La risposta degli interessati agli interventi di liberalizzazione in queste settimane lascia trasparire un’immagine di un Paese profondamente conservatore, un Paese in cui i privilegi sono magari pochi, ma diffusi largamente nelle categorie professionali e nel mondo del lavoro. Liberalizzare dovrebbe voler dire accettare di fare singolarmente (o come categoria) un passo indietro per permettere al Paese nel suo complesso di fare due passi avanti. Paradossalmente per liberalizzare davvero bisognerebbe ribaltare completamente la logica di Adam Smith, considerato il profeta dell’economia liberale. Smith sosteneva che ognuno doveva perseguire il proprio interesse individuale perché poi la mano invisibile del mercato avrebbe fatto in modo che l’interesse collettivo si realizzasse automaticamente. Ma nella concreta situazione attuale è necessario un cambiamento di visione: cioè pensare che è importante avere una prospettiva di bene comune, accettando di sacrificare almeno in parte gli interessi personali, per conseguire poi un maggior benessere collettivo che si traduce comunque in un maggior benessere anche individuale.

La logica delle liberalizzazioni è quindi quella di aprire di più le porte delle professioni per far funzionare meglio il mercato, per valorizzare di più le risorse esistenti, per motivare con maggiore efficacia i singoli operatori. L’obiettivo è far crescere insieme la domanda e l’offerta: più taxi, prezzi più bassi, più persone che possano utilizzarli, servizi migliori, e maggiori guadagni per gli stessi taxisti.


Ma veniamo ai punti deboli delle misure adottate dal Governo. Il primo punto debole è l’illusione che questi interventi di liberalizzazioni siano capaci nel medio termine di avviare un Paese come l’Italia sulla strada di una significativa crescita economica.

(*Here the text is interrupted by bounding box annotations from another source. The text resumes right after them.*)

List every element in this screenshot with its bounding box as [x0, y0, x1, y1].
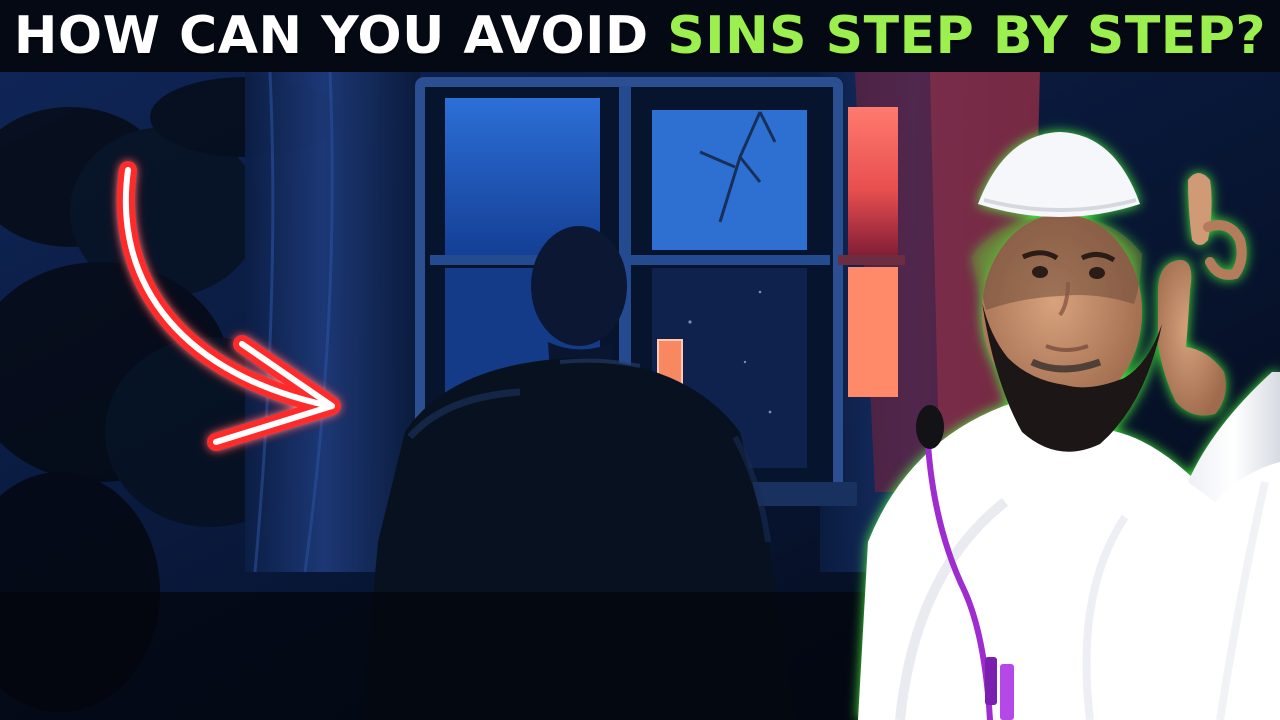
thumbnail-title: HOW CAN YOU AVOID SINS STEP BY STEP?	[14, 10, 1266, 62]
title-part-green: SINS STEP BY STEP?	[667, 6, 1267, 66]
background-scene	[0, 72, 1280, 720]
title-part-white: HOW CAN YOU AVOID	[13, 6, 649, 66]
title-bar: HOW CAN YOU AVOID SINS STEP BY STEP?	[0, 0, 1280, 72]
youtube-thumbnail: HOW CAN YOU AVOID SINS STEP BY STEP?	[0, 0, 1280, 720]
background-illustration	[0, 72, 1280, 720]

Si tratta infatti di provvedimenti certamente utili e in qualche modo doverosi, ma che complessivamente non intaccano le cause che stanno alla radice del passo del gambero con cui si muove l’economia italiana.

L’Italia infatti non cresce essenzialmente per tre ragioni di fondo. 1) il calo demografico, un calo solo parzialmente compensato dagli arrivi degli immigrati peraltro anche questi ultimi in forte diminuzione negli ultimi mesi; 2) la limitata capacità di innovazione della struttura produttiva per l’arretratezza del sistema educativo italiano e per la scarsità degli investimenti, sia pubblici che privati, in ricerca e sviluppo; 3) l’alto livello della pressione fiscale e contributiva che da una parte deprime i consumi delle famiglie e dall’altra rende meno competitive le produzioni italiane nei confronti internazionali.

Ebbene nessun intervento tra quelli approvati incide direttamente su questi tre fattori.

Non ci sono misure per le famiglie, per la scuola, per tagliare la spesa pubblica improduttiva in modo da permettere una riduzione della pressione fiscale.


Certo va considerato un enorme passo avanti che Governo e Parlamento si impegnino ad affrontare i temi dell’economia se solo pensiamo che solo sei mesi fa gli argomenti all’ordine del giorno erano quasi esclusivamente il processo breve o lungo, la prescrizione più o meno facile, i poteri dei giudici o i limiti ai loro interventi.

Ma il cammino della crescita dovrà essere ancora lungo, un cammino che comunque passa solo in piccola parte dai provvedimenti di questi primi giorni del 2012.